Dans un local de Annaba, une banderole colorée accrochée au mur égrène le vocabulaire de la journée : rachoua, hogra, tchipa, bakchich, l’bay. Dans le centre de documentation de la Ligue algérienne pour la défense des droits de l’homme, une quarantaine de personnes se sont regroupées pour une journée de débat sur la corruption. Au programme, définition et identification de ce qu’est réellement la corruption. «Les gens ont tellement l’habitude qu’ils ne savent plus ce qui est légal ou non», explique Sabrina, une jeune avocate.

«Ce travail de définition est nécessaire, insiste Ali Boudouni, le responsable local de la Ligue de défense des droits de l’homme. Après cela, le citoyen, qui connaît mal la loi, sera capable de dénoncer ce qui doit l’être.» Ici, les intervenants sont convaincus que la solution viendra de la société civile. «La loi est le résultat d’un rapport de forces», affirme sur l’estrade Noureddine Benissad, avocat et président de la Ligue algérienne pour la défense des droits de l’homme. Dans l’assistance, une dame emmitouflée dans un long manteau marron réplique que la tâche est trop importante. «Il ne faut jamais désespérer, réplique Noureddine Benissad. Mais il ne faut pas rester chez soi et attendre que cela s’arrête !»

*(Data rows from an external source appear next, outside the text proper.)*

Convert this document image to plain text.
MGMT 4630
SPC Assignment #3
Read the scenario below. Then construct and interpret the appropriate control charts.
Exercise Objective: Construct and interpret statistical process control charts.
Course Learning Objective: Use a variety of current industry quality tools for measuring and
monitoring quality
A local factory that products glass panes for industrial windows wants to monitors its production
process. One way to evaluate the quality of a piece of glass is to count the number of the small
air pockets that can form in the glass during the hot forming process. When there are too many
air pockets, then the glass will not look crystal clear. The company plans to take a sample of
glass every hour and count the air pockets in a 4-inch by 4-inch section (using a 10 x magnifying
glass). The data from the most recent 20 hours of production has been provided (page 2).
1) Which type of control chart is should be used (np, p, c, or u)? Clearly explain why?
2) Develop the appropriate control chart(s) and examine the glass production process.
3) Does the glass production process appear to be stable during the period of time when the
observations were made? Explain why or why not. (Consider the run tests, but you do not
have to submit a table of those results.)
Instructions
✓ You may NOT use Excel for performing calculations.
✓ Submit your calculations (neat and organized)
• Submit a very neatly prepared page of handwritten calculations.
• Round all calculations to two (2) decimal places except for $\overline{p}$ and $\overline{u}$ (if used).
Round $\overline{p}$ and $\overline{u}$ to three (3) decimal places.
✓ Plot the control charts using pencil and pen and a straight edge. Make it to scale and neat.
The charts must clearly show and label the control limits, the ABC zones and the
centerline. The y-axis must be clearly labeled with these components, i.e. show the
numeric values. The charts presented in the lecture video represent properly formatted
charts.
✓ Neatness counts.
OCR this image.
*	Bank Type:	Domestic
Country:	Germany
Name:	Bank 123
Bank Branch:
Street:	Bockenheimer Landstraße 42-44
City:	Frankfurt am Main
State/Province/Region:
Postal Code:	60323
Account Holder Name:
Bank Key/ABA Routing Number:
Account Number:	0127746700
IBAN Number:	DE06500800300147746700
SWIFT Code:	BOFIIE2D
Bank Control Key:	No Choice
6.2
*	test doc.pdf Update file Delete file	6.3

Au fil des débats, une idée s’impose : il faut se regrouper. «Il faut mobiliser et organiser la société civile pour qu’elle puisse faire face à l’administration et qu’elle constitue un véritable contre-pouvoir face au régime. Organisez-vous en collectifs et dénoncez !», insiste Kamel Daoud, de la Ligue de défense des droits de l’homme.

C’est au tour de Mohamed Atoui d’intervenir devant les participants. Ce militant des droits de l’homme d’Alger est désormais président de l’Association nationale de lutte contre la corruption, une association dont l’agrément est bloqué par le ministère de l’Intérieur depuis le mois d’octobre. Il témoigne de l’engouement qu’a suscité la création de l’association. «Nous recevons des appels presque tous les jours, de tout le pays, de citoyens qui veulent adhérer ou qui ont des preuves à transmettre», indique-t-il. Optimiste, Mohamed Atoui concède quand même que la lutte n’est pas facile, mais «pour l’instant, c’est tout ce que l’on peut faire».